Midlothian’s MillWorks opens with ribbon-cutting

By Nancy Nusser
News Editor


Last week’s ribbon-cutting at the MillWorks at the Green office park, in the Village of Midlothian, marked the completion of eight buildings now ready for occupants. 
Page Dowdy/Chesterfield Observer Last week’s ribbon-cutting at the MillWorks at the Green office park, in the Village of Midlothian, marked the completion of eight buildings now ready for occupants.

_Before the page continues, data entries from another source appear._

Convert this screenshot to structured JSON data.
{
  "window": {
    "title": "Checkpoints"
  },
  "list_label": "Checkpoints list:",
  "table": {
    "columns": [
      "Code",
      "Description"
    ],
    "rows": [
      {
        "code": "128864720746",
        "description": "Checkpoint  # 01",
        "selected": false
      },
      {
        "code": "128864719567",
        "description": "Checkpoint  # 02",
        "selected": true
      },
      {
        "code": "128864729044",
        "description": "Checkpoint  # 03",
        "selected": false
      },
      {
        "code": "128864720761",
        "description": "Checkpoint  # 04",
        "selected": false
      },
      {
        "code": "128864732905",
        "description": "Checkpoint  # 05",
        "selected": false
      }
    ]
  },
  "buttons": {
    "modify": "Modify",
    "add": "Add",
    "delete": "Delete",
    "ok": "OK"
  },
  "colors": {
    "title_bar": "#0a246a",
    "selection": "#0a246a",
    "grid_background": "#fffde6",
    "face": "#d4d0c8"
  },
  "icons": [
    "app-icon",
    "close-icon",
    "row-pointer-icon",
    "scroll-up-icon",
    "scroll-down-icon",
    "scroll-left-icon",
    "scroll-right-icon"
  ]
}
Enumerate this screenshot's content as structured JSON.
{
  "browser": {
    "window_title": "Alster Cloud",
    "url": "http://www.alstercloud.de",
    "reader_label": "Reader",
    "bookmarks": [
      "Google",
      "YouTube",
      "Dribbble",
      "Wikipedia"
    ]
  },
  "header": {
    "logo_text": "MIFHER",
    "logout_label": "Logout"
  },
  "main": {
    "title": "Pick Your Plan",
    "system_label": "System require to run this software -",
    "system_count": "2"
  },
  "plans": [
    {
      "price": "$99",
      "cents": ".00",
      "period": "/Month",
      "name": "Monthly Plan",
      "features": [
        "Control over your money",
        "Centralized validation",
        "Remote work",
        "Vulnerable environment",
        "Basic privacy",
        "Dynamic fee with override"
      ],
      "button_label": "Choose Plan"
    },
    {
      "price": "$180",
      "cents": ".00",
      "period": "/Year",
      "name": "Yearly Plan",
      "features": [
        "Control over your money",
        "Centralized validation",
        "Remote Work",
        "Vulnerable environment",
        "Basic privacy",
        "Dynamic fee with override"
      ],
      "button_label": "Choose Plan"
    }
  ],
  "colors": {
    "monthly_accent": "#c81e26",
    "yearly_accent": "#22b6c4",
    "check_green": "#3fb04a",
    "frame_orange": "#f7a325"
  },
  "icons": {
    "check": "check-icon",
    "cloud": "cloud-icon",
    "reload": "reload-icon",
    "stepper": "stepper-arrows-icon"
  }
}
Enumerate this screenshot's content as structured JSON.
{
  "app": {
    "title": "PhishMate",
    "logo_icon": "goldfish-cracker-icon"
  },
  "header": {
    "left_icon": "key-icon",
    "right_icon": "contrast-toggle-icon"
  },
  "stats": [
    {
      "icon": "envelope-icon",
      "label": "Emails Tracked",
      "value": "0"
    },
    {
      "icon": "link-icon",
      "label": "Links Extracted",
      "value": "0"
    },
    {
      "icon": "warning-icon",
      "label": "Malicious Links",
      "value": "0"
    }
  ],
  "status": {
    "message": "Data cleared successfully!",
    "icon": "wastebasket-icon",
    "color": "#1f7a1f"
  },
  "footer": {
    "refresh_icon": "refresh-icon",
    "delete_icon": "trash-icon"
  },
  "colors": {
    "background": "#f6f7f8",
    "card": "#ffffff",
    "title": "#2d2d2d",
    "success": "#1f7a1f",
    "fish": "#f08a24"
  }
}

Page Dowdy/Chesterfield Observer A $30 million office park with a public plaza, a library and a café officially opened last week with a ribbon-cutting ceremony attended by builders, citizens’ groups, and county officials.

The MillWorks at the Green is part of a longtime and ongoing effort to bring “new urbanism” to Midlothian, according to Tom Garner, a developer and philanthropist who worked in partnership with Woolfolk Construction to build MillWorks.

The hope, he said, is that MillWorks will be part of creating a “very livable place. You can park on the street. You can go to your audiologist – go to the café.” The office park already has one renter, an audiologist, and others are in negotiations for space, Garner said.

When completed over the next four years, MillWorks will be a 13-building, 149,600- square-foot office park that incorporates the Midlothian Branch Library. The entry drive to the library already has been moved, so it is now accessible from Woolridge Road as well as Coalfield Road.

The development also includes a public plaza, with a sculpture, which sits between the library and café.

Garner said everything has been built to create a comfortable space for people to live as well as work and shop. All of the walls in the development have been built at a height comfortable for sitting. The area is lighted by gooseneck lamps. There are sidewalks and “lots of good landscaping,” Garner said.

MillWorks is one of a number of projects that Garner is developing with the idea of making Midlothian a “neo-traditional village” that evokes the area’s coal mining history. Work started last week on an amphitheater that is to be built across the street from Mid- Lothian Mines Park. A reproduction of a pulley-drawn headstock, the apparatus that lowered and raised miners, will be erected in the park to give it a theme, he said.

Charles Batchelor, a committee chair for the Village of Midlothian Volunteer Coalition, said that MillWorks “is good for the community, good for business” because, “you have a sense of place here. You feel this is something different. You can say you’re part of the Village of Midlothian – a community.”